Peter Woodward (born 24 January 1956) is a British actor, stuntman and screenwriter. He is probably best known for his role as Galen in the Babylon 5 spin-offs Babylon 5: A Call to Arms, Crusade and Babylon 5: The Lost Tales. He is also known for his role as British Army Brigadier General Charles O'Hara in The Patriot.

Early life and education
Woodward was born in London, the second son of actors Venetia Mary Collett (also known as Venetia Barrett) and Edward Woodward. His siblings Tim and Sarah are also actors. He was educated at Haileybury and Imperial Service College before attending the Royal Academy of Dramatic Art (RADA).

Career

Actor
After graduation, he joined the Royal Shakespeare Company, starring in many of their productions including Winter's Tale, Comedy of Errors and A Midsummer Night's Dream. Woodward has also played a wide range of major character roles in films and television including the role of the German Captain Stossel in the feature film The Brylcreem Boys. Woodward voiced the role of Edwin Carbunkle the main villain in the 3D Computer animation children's comedy film Postman Pat: The Movie.

Crusade
As the Techno Mage Galen in the Babylon 5 spin-off Crusade, Woodward played opposite his father in the episode "The Long Road." In the episode, the Excalibur visits a planet that may contain a potent anti-viral agent in its minerals. Earth agencies are strip-mining the planet. Edward Woodward played Alwyn, a rogue Techno Mage living on the planet with its inhabitants who was a friend of Galen's former teacher.

Fight arranger & Conquest
As a former member of the British Academy of Dramatic Combat, Woodward is known in the film industry for his work as a fight arranger. Woodward's dramatic combat training inspired him to study historical weaponry and combat techniques.
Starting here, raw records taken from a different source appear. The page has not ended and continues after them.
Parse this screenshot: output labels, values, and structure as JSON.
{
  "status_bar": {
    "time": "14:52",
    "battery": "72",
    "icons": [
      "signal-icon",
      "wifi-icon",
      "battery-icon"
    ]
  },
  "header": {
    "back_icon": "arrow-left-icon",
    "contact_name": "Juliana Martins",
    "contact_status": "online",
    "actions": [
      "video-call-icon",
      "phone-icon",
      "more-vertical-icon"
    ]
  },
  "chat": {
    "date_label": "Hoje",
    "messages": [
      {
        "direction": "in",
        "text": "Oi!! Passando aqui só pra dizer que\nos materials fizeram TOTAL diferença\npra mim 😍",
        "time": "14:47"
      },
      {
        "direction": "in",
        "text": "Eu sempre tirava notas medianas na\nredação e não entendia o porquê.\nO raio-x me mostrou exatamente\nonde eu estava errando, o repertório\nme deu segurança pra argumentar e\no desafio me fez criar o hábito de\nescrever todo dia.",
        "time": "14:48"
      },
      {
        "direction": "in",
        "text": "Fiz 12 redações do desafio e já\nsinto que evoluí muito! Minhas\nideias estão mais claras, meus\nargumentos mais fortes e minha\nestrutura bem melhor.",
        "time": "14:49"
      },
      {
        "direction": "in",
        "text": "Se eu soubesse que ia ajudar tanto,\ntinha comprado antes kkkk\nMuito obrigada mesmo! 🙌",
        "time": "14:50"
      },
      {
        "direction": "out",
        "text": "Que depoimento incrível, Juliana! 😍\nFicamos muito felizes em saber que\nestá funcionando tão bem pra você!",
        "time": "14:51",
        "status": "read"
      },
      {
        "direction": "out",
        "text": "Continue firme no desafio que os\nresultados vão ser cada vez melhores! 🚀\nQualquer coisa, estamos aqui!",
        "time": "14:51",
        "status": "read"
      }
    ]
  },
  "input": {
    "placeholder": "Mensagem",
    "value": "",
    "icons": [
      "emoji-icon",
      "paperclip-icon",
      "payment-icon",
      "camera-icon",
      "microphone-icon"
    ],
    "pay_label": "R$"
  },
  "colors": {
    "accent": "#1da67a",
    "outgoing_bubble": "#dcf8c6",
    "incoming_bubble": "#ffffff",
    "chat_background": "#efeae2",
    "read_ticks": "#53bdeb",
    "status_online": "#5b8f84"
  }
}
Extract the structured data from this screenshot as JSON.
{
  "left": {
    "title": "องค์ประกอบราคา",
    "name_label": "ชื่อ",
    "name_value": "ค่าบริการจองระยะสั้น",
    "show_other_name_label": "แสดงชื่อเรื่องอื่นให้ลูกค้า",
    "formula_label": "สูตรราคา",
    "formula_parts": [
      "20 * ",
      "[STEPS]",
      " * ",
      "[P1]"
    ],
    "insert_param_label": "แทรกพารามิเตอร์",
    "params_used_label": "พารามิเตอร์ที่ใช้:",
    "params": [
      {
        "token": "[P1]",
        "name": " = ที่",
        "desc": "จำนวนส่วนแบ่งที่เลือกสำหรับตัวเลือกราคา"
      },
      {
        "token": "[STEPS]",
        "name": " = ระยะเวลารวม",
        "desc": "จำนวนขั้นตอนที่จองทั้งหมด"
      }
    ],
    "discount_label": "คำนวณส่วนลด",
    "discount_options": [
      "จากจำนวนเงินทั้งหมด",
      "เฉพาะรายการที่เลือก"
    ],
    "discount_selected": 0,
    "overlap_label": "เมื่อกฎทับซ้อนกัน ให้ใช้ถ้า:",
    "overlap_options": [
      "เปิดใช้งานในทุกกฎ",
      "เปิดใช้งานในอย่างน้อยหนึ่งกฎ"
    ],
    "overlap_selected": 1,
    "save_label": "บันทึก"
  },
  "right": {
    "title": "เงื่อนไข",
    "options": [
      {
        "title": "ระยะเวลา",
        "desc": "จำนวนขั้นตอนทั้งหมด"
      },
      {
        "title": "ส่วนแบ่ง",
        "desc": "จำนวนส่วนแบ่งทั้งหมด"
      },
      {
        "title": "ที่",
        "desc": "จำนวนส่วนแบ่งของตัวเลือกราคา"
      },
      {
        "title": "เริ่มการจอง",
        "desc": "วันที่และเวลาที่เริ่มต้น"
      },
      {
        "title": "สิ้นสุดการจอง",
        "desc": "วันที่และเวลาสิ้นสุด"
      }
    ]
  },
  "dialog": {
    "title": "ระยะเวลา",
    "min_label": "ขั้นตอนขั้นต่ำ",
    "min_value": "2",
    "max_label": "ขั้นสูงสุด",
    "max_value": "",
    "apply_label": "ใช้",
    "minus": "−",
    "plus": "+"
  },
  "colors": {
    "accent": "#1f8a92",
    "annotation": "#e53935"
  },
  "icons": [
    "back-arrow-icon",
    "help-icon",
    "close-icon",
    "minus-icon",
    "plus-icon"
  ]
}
This interest ultimately led him to create, co-write, and host The History Channel's documentary series Conquest, a hands-on showcase of weapons, training and combat techniques throughout history. The series ran from 2002 to 2003.

Writer
Woodward works a post-production supervisor, writing the additional dialogue recording for films including: Columbus – 1492, Twenty Thousand Leagues Under the Sea, The Scarlet Tunic, Les Misérables and Dangerous Obsessions (1998).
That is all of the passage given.